Practices and DME suppliers that build systematic workflows around E0570 billing consistently outperform those relying on manual tracking. Pabau’s automated workflows and claims management tools give you the structure to manage rental cycles, documentation, and compliance without letting claims fall through the cracks. Book a demo to see how Pabau supports DME billing operations.
Continue your research
Need a structured approach to DME claim documentation? Digital intake forms walks through how paperless form workflows capture clinical data at the point of care and link it directly to billing records.
Managing HIPAA obligations alongside your DME billing? Pabau’s HIPAA compliance overview covers how Pabau supports HIPAA-compliant documentation and data handling for medical offices and DME suppliers.
Looking to reduce billing errors across your practice? EHR integration for DME billing explains how connecting clinical and billing systems prevents the incomplete documentation that drives denials.
Frequently asked questions
HCPCS code E0570 covers a nebulizer, with compressor, a durable medical equipment device that converts liquid inhalation medication into an aerosol mist for patients with respiratory conditions such as COPD and asthma. The code covers the compressor unit; nebulizer cups, filters, and tubing are reported separately using accessory codes A7003, A7004, and A7005.
E0570 uses capped rental modifiers: KH for the initial (first-month) claim, KI for the second or third month of rental, and KJ for months 4 through 13. The correct modifier must be applied each month or Medicare will deny the claim. Modifier sequencing errors are one of the most common E0570 billing mistakes.
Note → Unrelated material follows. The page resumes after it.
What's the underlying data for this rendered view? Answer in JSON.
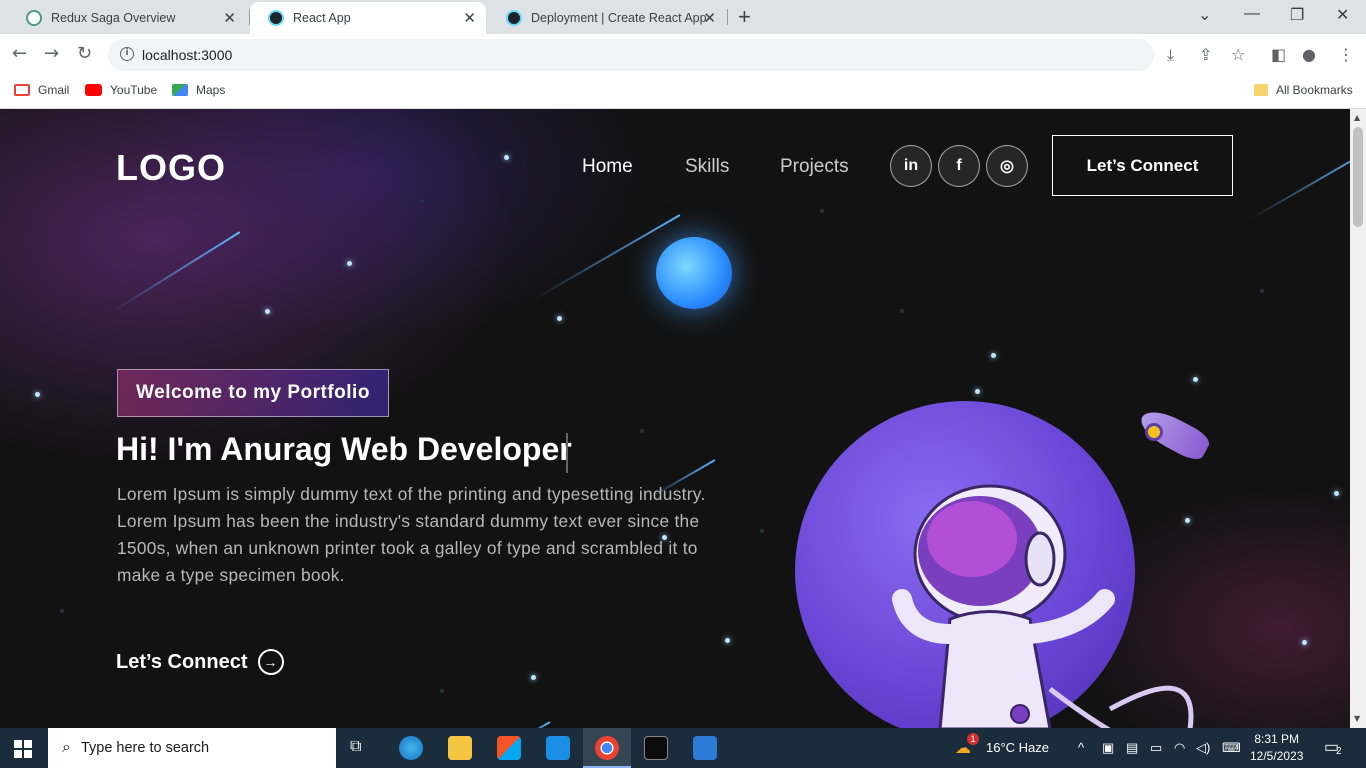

Yes, Medicare Part B covers HCPCS code E0570 as a capped rental DME item when it is reasonable and necessary for administering FDA-approved inhalation solutions. Coverage requires medical necessity documentation linking the compressor to a specific drug (such as albuterol, J7613) and a covered diagnosis such as COPD (J44.x) or asthma (J45.x).
E0570 covers a nebulizer with a standard compressor only. E0585 covers a nebulizer with both a compressor and a heater, and should only be billed when the heater is separately documented as medically necessary. Billing E0585 for a standard compressor setup constitutes upcoding and is a frequent DME MAC audit target.
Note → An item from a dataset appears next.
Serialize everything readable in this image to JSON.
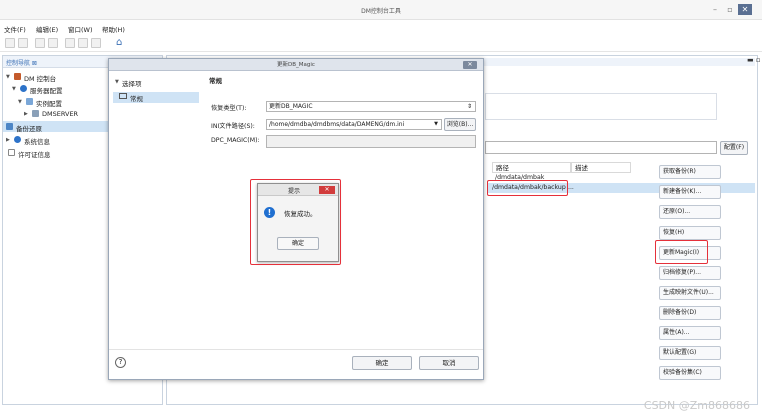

Required documentation includes a signed prescribing order naming the patient, the specific drug and diagnosis, and a statement that nebulization is necessary; a Certificate of Medical Necessity (CMN) when required by the applicable DME MAC LCD; delivery confirmation signed by the patient or caregiver; and supporting medical records confirming the clinical indication. Retain all documents for at least seven years from the last date of service.
Accessory codes commonly billed with E0570 include A7003 (disposable small-volume nebulizer administration set), A7004 (disposable small-volume nebulizer), A7005 (non-disposable small-volume nebulizer administration set), A7006 (filtered small-volume nebulizer administration set), A7015 (aerosol mask), A4627 (spacer), and A4614 (peak flow meter). Each is separately reimbursable but requires individual medical necessity documentation.